The software controlling the system was initially designed to dispense insulin at an expected absorption rate: this meant participants who absorbed at a slower rate got too much and developed hypoglycemia.

When they tested participants’ response to a single insulin injection, the researchers verified that some had consistently slow and some had consistently faster insulin absorption rates.

They also observed that the rate of absorption varied a lot from experiment to experiment, even on an individual basis, to allow for individually specific dosage calculations.

So, they adjusted the software and globally lowered insulin absorption rate and repeated the experiments with the same participants.

The second time, none of the participants with slower absorption rates became sufficiently hypoglycemic to need intervention, and blood sugar levels were only slightly higher among those who had the faster insulin absorption rate.

This showed, said the researchers, that the adjusted software parameters worked for all the participants, and may be adequate for all type 1 diabetes patients.

They concluded that the elimination of hypoglycemic events in the second set of experiments in the same participants, confirmed that they were caused by a mismatch between the parameter settings in the software and the participants’ absorption rates.

They pointed out that all previously published studies of artifical pancreas systems have reported hypoglycemic events, but this is the first time that one has confirmed and addressed their cause.

The researchers are now planning to follow up this study with another set of experiments that run for more than 48 hours, involving both adults and children. This time they will use the revised settings and an FDA-approved continuous glucose monitor.

They also plan to compare this two-hormone system with one that only uses insulin.

Russell said he imagined one day their system will be a wearable device, incorporating a glucose sensor that fits under the skin and communicates wirelessly with a pump about the size of a cell phone.

“The pump would administer insulin and probably glucagon, and would contain a microchip that runs the control software,” he added.

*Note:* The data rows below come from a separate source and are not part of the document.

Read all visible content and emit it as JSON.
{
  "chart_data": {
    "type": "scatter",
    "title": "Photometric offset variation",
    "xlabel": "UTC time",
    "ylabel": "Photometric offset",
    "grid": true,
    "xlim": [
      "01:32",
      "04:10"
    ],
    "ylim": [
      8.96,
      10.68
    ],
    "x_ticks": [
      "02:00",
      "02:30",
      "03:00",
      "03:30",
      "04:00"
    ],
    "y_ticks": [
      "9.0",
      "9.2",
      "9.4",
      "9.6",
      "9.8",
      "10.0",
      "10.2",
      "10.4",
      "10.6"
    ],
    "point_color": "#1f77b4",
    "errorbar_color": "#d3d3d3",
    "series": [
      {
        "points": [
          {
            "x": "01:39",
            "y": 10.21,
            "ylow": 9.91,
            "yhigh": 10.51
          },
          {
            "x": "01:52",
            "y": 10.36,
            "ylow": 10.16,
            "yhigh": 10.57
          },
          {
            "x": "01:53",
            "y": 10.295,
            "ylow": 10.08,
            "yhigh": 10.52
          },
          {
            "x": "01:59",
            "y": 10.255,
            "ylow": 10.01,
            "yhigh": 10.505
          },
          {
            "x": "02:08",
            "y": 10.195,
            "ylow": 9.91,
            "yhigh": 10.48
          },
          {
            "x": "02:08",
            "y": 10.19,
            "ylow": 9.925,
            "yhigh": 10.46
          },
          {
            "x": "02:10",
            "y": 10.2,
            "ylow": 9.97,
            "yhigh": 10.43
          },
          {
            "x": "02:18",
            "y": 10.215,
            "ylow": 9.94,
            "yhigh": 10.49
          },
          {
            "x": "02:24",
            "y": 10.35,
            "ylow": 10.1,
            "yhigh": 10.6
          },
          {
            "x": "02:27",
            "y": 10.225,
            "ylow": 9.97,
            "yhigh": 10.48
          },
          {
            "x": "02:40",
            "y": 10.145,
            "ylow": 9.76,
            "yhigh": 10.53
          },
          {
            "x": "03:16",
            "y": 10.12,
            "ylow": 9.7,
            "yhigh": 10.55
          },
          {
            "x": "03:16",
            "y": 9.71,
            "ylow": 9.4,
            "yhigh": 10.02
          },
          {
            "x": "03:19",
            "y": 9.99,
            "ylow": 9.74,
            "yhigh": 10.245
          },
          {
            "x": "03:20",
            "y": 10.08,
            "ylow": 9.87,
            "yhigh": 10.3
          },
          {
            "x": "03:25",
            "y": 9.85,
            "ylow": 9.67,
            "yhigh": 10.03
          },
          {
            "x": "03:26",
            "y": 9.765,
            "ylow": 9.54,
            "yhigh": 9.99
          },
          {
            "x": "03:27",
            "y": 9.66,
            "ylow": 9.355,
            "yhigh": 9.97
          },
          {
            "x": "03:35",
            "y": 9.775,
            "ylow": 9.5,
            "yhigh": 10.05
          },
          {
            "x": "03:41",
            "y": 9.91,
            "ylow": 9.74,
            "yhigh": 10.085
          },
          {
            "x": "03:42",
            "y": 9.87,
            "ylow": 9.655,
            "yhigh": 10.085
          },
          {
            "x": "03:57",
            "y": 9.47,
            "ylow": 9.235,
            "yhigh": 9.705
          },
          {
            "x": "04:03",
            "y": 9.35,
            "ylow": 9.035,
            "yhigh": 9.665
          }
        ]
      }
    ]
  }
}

Damiano has an 11 year old son who was diagnosed with type 1 diabetes when he was one year old. He said that such a solution would eliminate the need for patients to continually check their blood sugar and make treatment decisions every few hours.

He said while it would have to be maintained, it could take over the decision-making, closely emulating a functioning pancreas.

“It wouldn’t be a cure, but it has the potential to be the ultimate evolution of insulin therapy for type 1 diabetes,” said Damiano.

“A Bihormonal Closed-Loop Artificial Pancreas for Type 1 Diabetes.”
Firas H. El-Khatib, Steven J. Russell, David M. Nathan, Robert G. Sutherlin, and Edward R. Damiano.
Sci Transl Med, Vol. 2, Issue 27, p. 27ra27, published online 14 April 2010.